Благо бы имел я с этой истории с Рыбовым хоть какой навар, — распалялся от обиды Саша. Сняли его. Уже больше трех месяцев с тех пор прошло. И что? Да ничего. Никто Тыковлеву не звонил, ничего не предлагал, ни на что не намекал. Этого свердловского хоть в ЦК взяли. Что уж он там написал и как — это было и будет тайной за семью печатями. А Сашину записку Капитонов вообще мог выбросить. Не обратить внимания. Так, наверное, и было. Не нужен им Тыковлев. Без Тыковлева обойдутся. Засела в ЦК эта мафия, окопалась, железной хваткой все держит. Никуда не пробьешься, ничего не докажешь. Решают все между собой. Никого и близко не подпустят.
“А собственно, по какому праву? — внутренне вознегодовал в который уже раз Тыковлев. — Кто их ставил править государством? Народ? Какой народ? Страшно далеки они от народа. Каста самозванцев, которая сама себя набирает, воспроизводит, очищает, возвеличивает, причисляет к лику святых, всемогущих и всезнающих”. Как он ненавидит их всех после того, как его выбросили из этой касты. Как бы он хотел однажды загнать их всех прямо по списку кремлевских вертушечных телефонов на большой корабль и утопить где-нибудь под Севастополем, как в свое время, говорят, топили там белогвардейцев.

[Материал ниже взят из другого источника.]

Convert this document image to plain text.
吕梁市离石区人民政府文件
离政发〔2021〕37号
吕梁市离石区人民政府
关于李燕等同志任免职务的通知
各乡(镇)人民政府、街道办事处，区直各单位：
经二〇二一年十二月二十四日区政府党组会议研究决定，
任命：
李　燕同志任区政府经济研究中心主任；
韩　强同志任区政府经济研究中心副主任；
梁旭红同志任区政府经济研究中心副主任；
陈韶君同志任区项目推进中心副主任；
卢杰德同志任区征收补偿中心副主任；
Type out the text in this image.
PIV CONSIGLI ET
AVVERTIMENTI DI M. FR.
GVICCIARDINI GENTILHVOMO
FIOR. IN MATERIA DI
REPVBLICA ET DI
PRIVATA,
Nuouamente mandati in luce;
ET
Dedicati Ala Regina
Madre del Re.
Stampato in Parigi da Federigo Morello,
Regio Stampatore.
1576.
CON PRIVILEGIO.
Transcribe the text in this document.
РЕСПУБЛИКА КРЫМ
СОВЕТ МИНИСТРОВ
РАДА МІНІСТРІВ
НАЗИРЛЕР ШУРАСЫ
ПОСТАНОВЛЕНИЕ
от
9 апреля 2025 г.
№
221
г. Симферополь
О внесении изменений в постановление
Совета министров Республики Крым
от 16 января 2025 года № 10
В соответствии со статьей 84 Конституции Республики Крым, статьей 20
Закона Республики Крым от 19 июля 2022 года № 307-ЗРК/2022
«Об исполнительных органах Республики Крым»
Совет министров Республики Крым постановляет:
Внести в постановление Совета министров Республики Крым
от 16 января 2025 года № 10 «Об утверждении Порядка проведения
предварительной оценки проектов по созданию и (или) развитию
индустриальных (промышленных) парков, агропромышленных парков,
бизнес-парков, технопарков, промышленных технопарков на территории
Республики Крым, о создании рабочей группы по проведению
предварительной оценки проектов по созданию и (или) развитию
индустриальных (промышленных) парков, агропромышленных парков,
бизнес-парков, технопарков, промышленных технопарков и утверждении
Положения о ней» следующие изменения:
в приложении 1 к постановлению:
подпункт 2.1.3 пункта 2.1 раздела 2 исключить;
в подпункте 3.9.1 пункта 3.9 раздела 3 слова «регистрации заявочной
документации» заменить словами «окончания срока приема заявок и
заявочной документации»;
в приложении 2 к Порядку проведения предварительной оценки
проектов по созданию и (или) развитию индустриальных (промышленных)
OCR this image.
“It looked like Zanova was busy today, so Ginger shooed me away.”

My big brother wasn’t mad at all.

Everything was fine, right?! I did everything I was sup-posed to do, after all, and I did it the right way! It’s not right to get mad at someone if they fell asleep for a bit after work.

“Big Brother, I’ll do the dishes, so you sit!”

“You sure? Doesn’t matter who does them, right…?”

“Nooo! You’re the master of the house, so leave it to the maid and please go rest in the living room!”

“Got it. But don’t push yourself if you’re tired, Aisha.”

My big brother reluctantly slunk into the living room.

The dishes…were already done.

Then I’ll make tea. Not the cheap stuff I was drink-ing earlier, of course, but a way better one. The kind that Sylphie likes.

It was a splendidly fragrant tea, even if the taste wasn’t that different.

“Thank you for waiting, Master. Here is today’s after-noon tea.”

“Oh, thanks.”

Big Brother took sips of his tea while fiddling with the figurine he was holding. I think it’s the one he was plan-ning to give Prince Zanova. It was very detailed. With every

Да только разве их соберешь, разве их загонишь? Нет такой силы ни в стране, ни за рубежом. Единственный путь — пробиваться назад в эту касту, во что бы то ни стало. А вернувшись, посчитаться.
В такие моменты Тыковлев чувствовал себя почти как жертва политических репрессий, имеющая право на отмщение хотя бы уже только за то, что власть отвергла его, его любовь, преданность и талант. А что? Они сочли себя вправе ломать его жизнь, а он чем хуже или лучше? Подождите, придет еще время.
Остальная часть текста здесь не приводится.